Watercolors, Halverson's favorite painting media, dominate the display, which went up the middle of this month and will continue through next week, he said Wednesday. The retired teacher was approached about sharing some of his artistry by Janet Helmer of the library staff.
"It's nice to have something up," he said Helmer indicated when asking him to select some pieces for the display.
He chose 13 of his works featuring a winter theme for the display, Halverson said. The art ranges from views of the Rush River to birds to colorful flowers.
A larger array of similar scenes is found inside a loft atop the garage at his rural home, built three years ago. The retiree said he's had a studio building on his property since 1967, but not enough space to display his finished work until the loft. He invited the public to walk through the loft at his home along CTH DD in the Town of Ellsworth during the warm weather season.
His paintings, which he frames himself often using black walnut from area trees blown down in a storm, include a series showcasing around 20 abandoned farmhouses in this vicinity, for example, he said. His latest topic is a series of three watercolors with a winter storm as the theme, the first as it approaches, the second in its full fury and the third after it passes.
"Clearing and colder" is how he described the last in the series, which took full advantage of his ability to render bright colors. Conversely, spattering was the technique he used in creating the height of the snowstorm.
Several of his paintings were inspired by the many summers he spent in Great Falls, Mont., the artist said. Rugged mountains under a fog-shrouded sky or steam rising from a stream cutting through snowy terrain have been captured at various times by his brush. His desire to paint intensifies or fades in streaks.
"I'll not have anything in mind for weeks, then I'll be so busy I won't have time to eat," he said.

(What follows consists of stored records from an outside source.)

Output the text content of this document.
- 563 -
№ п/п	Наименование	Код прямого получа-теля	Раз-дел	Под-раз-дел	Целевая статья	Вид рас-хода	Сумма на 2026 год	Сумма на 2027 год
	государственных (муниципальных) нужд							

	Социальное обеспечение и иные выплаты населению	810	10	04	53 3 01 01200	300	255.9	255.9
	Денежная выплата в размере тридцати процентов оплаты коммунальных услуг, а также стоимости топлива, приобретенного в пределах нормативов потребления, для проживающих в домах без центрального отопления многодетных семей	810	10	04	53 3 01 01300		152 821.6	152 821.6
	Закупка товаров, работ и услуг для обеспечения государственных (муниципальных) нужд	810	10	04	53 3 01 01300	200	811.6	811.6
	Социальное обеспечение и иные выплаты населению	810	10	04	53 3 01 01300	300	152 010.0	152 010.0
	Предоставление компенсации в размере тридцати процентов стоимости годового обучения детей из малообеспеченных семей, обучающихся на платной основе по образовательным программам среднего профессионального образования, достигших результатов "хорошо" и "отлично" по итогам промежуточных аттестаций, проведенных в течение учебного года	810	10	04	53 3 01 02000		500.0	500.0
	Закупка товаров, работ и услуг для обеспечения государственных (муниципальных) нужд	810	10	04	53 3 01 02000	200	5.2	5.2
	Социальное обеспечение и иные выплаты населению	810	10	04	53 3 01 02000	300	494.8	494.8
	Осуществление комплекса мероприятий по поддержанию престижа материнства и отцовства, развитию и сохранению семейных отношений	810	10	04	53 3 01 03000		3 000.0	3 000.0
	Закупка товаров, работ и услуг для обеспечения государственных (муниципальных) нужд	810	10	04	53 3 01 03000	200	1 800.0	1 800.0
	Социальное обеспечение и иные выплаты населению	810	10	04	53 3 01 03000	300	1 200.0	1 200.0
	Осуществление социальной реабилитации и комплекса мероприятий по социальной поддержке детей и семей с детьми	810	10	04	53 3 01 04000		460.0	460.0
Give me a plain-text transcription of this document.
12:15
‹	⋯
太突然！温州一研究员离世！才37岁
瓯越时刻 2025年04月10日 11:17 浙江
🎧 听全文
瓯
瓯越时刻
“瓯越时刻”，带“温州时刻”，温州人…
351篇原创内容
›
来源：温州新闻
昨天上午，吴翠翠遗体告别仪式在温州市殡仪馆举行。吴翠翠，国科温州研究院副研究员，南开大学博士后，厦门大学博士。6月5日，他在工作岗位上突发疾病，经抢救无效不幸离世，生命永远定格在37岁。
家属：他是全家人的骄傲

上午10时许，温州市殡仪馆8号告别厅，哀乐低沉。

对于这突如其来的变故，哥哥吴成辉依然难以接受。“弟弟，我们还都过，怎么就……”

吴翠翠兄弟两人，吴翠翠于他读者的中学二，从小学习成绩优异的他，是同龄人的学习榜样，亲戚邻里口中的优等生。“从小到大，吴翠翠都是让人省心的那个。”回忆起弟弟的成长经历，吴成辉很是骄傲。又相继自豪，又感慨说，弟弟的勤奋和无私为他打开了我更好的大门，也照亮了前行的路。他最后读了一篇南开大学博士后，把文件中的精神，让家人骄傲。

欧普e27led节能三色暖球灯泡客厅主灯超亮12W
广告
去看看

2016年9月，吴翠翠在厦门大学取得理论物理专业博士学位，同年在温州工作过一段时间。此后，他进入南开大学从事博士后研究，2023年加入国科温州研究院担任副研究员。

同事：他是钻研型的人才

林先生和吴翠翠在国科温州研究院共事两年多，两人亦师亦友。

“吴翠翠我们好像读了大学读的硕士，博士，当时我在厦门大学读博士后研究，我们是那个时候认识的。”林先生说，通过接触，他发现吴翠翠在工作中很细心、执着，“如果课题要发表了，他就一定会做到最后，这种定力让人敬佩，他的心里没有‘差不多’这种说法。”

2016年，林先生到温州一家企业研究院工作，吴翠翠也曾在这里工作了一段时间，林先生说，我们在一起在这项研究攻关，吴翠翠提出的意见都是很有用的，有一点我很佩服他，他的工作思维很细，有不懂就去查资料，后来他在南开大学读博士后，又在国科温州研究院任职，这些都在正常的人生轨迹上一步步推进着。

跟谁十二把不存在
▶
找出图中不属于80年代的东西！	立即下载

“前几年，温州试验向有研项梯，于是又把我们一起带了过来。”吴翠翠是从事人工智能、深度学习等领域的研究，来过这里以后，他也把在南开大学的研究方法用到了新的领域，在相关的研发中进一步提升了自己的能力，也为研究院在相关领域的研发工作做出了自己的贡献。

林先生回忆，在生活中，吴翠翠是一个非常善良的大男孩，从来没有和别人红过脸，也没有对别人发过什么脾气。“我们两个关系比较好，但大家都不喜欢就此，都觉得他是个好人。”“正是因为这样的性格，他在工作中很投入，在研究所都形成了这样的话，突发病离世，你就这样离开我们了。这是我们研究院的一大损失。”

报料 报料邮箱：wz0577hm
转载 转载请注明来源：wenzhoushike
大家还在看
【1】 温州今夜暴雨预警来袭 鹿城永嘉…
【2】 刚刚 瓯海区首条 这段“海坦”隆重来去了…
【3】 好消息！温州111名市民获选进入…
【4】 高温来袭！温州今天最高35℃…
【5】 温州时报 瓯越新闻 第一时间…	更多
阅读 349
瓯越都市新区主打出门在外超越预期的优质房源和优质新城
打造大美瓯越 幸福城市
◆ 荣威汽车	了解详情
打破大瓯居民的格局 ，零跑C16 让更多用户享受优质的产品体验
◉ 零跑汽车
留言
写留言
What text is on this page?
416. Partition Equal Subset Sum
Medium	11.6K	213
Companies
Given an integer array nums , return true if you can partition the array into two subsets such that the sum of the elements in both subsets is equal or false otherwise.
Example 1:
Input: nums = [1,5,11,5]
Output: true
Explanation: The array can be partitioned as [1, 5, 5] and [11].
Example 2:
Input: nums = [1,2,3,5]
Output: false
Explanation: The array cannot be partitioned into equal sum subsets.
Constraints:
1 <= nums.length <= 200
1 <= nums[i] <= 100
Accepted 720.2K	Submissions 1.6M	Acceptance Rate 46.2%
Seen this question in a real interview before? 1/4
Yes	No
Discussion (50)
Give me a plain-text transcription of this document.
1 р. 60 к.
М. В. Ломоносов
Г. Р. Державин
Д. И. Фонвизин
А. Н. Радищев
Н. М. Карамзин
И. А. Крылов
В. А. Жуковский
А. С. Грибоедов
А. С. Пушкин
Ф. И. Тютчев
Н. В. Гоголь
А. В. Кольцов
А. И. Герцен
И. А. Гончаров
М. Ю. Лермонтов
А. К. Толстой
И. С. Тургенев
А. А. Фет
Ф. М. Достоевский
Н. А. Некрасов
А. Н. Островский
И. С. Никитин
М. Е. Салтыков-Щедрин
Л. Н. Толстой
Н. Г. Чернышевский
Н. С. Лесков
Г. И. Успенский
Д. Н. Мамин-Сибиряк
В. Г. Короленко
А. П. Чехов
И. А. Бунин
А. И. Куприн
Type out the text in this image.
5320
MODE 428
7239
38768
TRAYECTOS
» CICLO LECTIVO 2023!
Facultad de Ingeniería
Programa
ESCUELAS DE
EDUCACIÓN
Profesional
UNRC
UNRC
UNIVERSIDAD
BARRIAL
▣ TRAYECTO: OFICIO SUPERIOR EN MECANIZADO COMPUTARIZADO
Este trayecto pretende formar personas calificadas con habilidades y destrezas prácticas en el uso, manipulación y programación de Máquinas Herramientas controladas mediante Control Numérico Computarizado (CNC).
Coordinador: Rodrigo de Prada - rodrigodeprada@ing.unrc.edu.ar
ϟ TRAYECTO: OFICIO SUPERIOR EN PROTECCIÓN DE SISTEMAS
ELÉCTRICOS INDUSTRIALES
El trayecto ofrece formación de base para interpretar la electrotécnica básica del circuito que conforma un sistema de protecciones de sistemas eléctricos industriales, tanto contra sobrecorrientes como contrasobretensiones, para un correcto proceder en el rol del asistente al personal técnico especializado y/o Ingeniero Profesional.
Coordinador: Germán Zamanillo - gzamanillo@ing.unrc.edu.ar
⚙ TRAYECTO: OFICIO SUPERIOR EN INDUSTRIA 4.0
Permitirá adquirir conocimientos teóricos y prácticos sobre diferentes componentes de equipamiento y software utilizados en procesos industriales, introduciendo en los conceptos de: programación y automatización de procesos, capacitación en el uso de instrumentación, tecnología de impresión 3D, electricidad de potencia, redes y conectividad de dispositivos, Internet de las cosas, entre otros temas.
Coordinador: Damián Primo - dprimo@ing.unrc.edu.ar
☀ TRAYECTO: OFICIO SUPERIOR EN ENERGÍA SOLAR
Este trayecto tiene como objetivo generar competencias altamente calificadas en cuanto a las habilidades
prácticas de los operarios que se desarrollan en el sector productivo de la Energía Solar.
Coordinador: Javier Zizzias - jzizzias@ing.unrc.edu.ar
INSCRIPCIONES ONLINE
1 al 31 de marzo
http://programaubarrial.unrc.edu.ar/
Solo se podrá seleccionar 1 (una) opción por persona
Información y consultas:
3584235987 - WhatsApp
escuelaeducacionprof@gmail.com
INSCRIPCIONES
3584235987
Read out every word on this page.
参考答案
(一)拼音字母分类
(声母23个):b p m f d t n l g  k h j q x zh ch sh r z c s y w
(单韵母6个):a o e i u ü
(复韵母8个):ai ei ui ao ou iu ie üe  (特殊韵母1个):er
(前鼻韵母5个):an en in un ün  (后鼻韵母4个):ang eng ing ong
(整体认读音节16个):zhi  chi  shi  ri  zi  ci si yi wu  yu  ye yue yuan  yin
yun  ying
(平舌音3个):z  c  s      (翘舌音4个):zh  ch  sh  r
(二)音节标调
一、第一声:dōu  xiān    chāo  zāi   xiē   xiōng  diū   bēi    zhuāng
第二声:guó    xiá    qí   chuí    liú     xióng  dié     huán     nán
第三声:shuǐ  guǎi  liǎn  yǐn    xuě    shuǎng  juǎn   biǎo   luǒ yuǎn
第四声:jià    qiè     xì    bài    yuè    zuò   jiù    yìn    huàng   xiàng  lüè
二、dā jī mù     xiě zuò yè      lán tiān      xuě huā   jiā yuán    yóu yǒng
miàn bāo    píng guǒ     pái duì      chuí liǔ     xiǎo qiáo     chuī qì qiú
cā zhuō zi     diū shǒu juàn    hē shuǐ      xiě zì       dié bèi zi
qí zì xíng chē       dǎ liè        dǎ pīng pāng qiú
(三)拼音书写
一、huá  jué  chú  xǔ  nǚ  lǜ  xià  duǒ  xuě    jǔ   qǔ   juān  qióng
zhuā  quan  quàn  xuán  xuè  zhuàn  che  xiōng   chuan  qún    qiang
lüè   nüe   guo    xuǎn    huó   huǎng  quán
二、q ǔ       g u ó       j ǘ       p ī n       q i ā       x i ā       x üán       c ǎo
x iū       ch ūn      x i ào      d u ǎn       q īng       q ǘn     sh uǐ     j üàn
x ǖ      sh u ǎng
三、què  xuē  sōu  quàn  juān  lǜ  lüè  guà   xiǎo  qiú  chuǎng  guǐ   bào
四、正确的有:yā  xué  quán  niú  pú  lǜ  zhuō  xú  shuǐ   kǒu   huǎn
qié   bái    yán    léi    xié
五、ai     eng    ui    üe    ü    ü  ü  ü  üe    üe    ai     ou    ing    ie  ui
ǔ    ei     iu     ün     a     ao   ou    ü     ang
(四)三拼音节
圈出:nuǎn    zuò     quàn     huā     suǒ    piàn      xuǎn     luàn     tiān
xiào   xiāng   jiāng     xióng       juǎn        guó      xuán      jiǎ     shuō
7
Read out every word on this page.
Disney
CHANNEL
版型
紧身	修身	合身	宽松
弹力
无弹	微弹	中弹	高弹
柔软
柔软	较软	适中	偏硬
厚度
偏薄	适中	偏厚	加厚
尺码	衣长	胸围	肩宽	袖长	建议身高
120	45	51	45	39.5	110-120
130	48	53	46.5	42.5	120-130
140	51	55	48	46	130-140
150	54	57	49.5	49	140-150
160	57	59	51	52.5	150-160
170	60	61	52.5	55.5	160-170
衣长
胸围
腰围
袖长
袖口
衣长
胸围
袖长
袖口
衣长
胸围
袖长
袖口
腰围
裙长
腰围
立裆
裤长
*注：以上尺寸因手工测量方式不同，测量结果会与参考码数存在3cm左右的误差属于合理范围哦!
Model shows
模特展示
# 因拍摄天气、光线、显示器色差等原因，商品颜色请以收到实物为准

The Strum native said he knew from an early age he wanted to be an artist. Yet, Independence High School, where he graduated, didn't offer art as a subject. It wasn't until he did his undergraduate work at UW-Eau Claire that he was able to take classes in ceramics, woodcutting, sculpture and the like. Two-dimensional art was his preference, however.
Teaching was another of his interests, Halverson said. He had five offers for jobs (in contrast to today's much smaller market for teachers) when former Ellsworth Superintendent Edsel Virgeen asked him to set up the then-new art program here.
"I was a little leery," he said about the prospect of starting a program from scratch.
Nonetheless, he accepted and taught some art in the elementary school, some at the ex-junior high and some at the high school, he said. At times, he had over 100 students involved in such pursuits as ceramics, print-making and painting. Several of his classes were in the old school building that's since been torn down. Eventually, more art teachers were hired as the program expanded; annually, he took the art of a dozen or so of his students to an art exhibit at UW-Stout in Menomonie.
Over a couple of summers, the EHS veteran worked toward a masters degree at UW-Madison, he said. When he received the degree in 1967, oil painting was a focus for him, but he now favors watercolors.
"I like the unpredictability," he said of the latter.
His teaching years didn't afford him much opportunity for producing art himself, he said. Occasionally, he might make a print to show his students the process or demonstrate watercolor for a class. Still, most every school year, he found students with artistic talent and that motivated him to continue.
Halverson's now content to build his portfolio in retirement. He and wife Audrey, a Blair native, have a daughter Keari in Plymouth, Minn., and sons Erik in Eau Claire, Rolf in California and Leif in Hudson.